The Nehru Trophy snake boat race is undoubtedly the most exciting race of the year. This race is held in memory of India's late Prime Minister, Jawahar Lal Nehru. An impromptu snake boat race was held in 1952 when the Prime Minister visited Alleppey. Apparently he was so impressed with the welcome and the race, he donated a trophy. The race has continued on ever since. It's a commercial event and you'll need to buy tickets from the tickets stands on the way. They cost less than $1 for for standing room on makeshift bamboo decks, up to $25 for VIP access. Do bring an umbrella in case of monsoon rain!

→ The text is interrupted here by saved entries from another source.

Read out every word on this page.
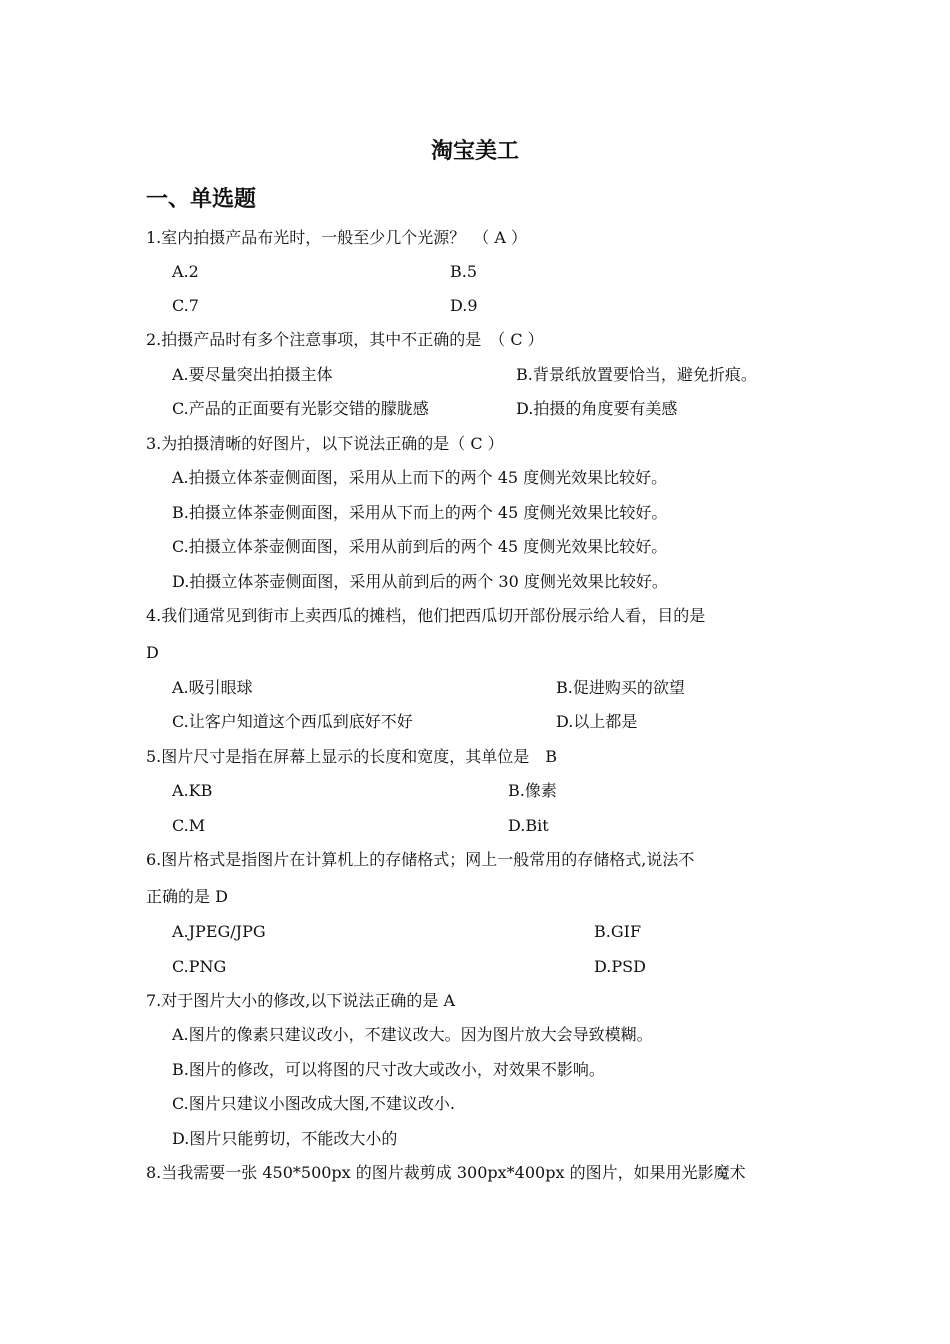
淘宝美工
一、单选题
1.室内拍摄产品布光时，一般至少几个光源？　（ A ）
A.2	B.5
C.7	D.9
2.拍摄产品时有多个注意事项，其中不正确的是　（ C ）
A.要尽量突出拍摄主体	B.背景纸放置要恰当，避免折痕。
C.产品的正面要有光影交错的朦胧感	D.拍摄的角度要有美感
3.为拍摄清晰的好图片，以下说法正确的是（ C ）
A.拍摄立体茶壶侧面图，采用从上而下的两个 45 度侧光效果比较好。
B.拍摄立体茶壶侧面图，采用从下而上的两个 45 度侧光效果比较好。
C.拍摄立体茶壶侧面图，采用从前到后的两个 45 度侧光效果比较好。
D.拍摄立体茶壶侧面图，采用从前到后的两个 30 度侧光效果比较好。
4.我们通常见到街市上卖西瓜的摊档，他们把西瓜切开部份展示给人看，目的是
D
A.吸引眼球	B.促进购买的欲望
C.让客户知道这个西瓜到底好不好	D.以上都是
5.图片尺寸是指在屏幕上显示的长度和宽度，其单位是　B
A.KB	B.像素
C.M	D.Bit
6.图片格式是指图片在计算机上的存储格式；网上一般常用的存储格式,说法不
正确的是 D
A.JPEG/JPG	B.GIF
C.PNG	D.PSD
7.对于图片大小的修改,以下说法正确的是 A
A.图片的像素只建议改小，不建议改大。因为图片放大会导致模糊。
B.图片的修改，可以将图的尺寸改大或改小，对效果不影响。
C.图片只建议小图改成大图,不建议改小.
D.图片只能剪切，不能改大小的
8.当我需要一张 450*500px 的图片裁剪成 300px*400px 的图片，如果用光影魔术
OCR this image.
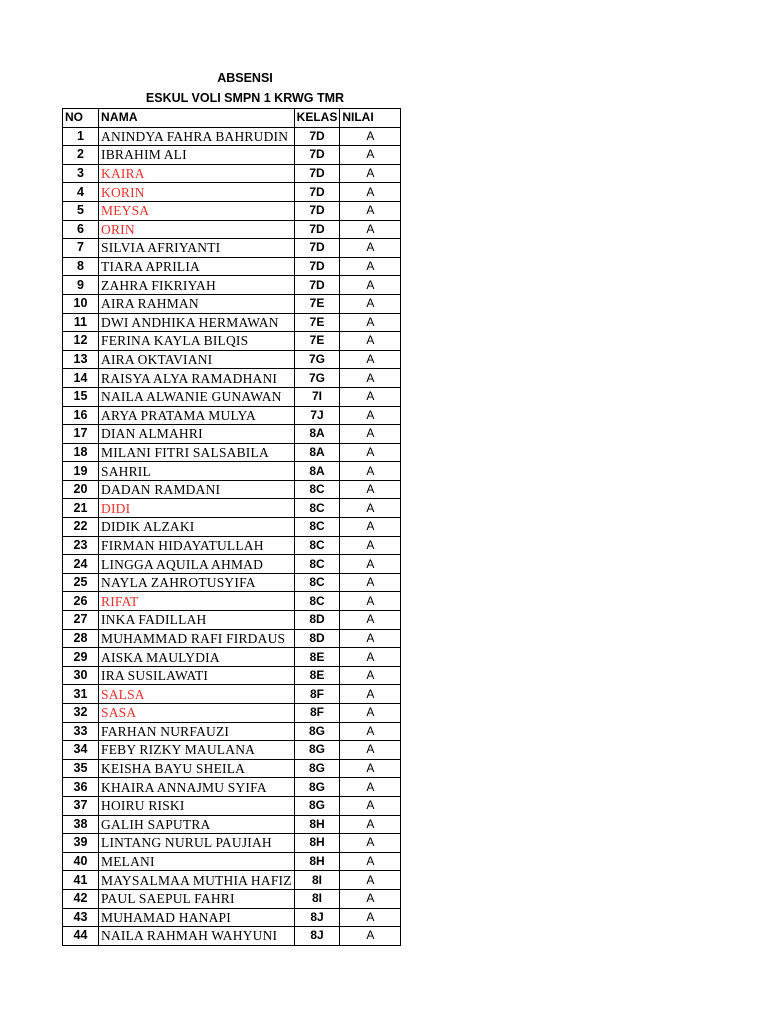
ABSENSI
ESKUL VOLI SMPN 1 KRWG TMR
NO	NAMA	KELAS	NILAI
1	ANINDYA FAHRA BAHRUDIN	7D	A
2	IBRAHIM ALI	7D	A
3	KAIRA	7D	A
4	KORIN	7D	A
5	MEYSA	7D	A
6	ORIN	7D	A
7	SILVIA AFRIYANTI	7D	A
8	TIARA APRILIA	7D	A
9	ZAHRA FIKRIYAH	7D	A
10	AIRA RAHMAN	7E	A
11	DWI ANDHIKA HERMAWAN	7E	A
12	FERINA KAYLA BILQIS	7E	A
13	AIRA OKTAVIANI	7G	A
14	RAISYA ALYA RAMADHANI	7G	A
15	NAILA ALWANIE GUNAWAN	7I	A
16	ARYA PRATAMA MULYA	7J	A
17	DIAN ALMAHRI	8A	A
18	MILANI FITRI SALSABILA	8A	A
19	SAHRIL	8A	A
20	DADAN RAMDANI	8C	A
21	DIDI	8C	A
22	DIDIK ALZAKI	8C	A
23	FIRMAN HIDAYATULLAH	8C	A
24	LINGGA AQUILA AHMAD	8C	A
25	NAYLA ZAHROTUSYIFA	8C	A
26	RIFAT	8C	A
27	INKA FADILLAH	8D	A
28	MUHAMMAD RAFI FIRDAUS	8D	A
29	AISKA MAULYDIA	8E	A
30	IRA SUSILAWATI	8E	A
31	SALSA	8F	A
32	SASA	8F	A
33	FARHAN NURFAUZI	8G	A
34	FEBY RIZKY MAULANA	8G	A
35	KEISHA BAYU SHEILA	8G	A
36	KHAIRA ANNAJMU SYIFA	8G	A
37	HOIRU RISKI	8G	A
38	GALIH SAPUTRA	8H	A
39	LINTANG NURUL PAUJIAH	8H	A
40	MELANI	8H	A
41	MAYSALMAA MUTHIA HAFIZ	8I	A
42	PAUL SAEPUL FAHRI	8I	A
43	MUHAMAD HANAPI	8J	A
44	NAILA RAHMAH WAHYUNI	8J	A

The Aranmula Boat Race is a two day, predominantly religious, occasion. Rather than being a contest, it's more about retracing the time offerings were carried on snake boats to the Aranmula Parthasarthy Temple. This was done to protect the offerings from rivals from another village. The whole occasion is a celebration of the day Lord Krishna crossed the river. Position yourself on the banks of the Pampa River near the temple in Aranmula to witness the spectacular event. Traditionally dressed rowers, accompanied by groups of 25 singers, are cheered on by an exuberant crowd.
The closest airport to Alleppey is in Kochi, 85 kilometers (53 miles) away. Alleppey has its own railway station, located a short distance south west of the town center, and is readily accessible from Ernakulum (neach Kochi). The nearest railway station to Aranmula is Chengannur, 10 kilometers (6 miles) away. It's easy to get a train there from Ernakulum, and likewise all major trains between Kochi and Trivandrum stop at Chengannur. However, Chengannur is on a different line to Alleppey, so it's not possible to travel by train between the two places. A taxi is often the best solution to travel around the region.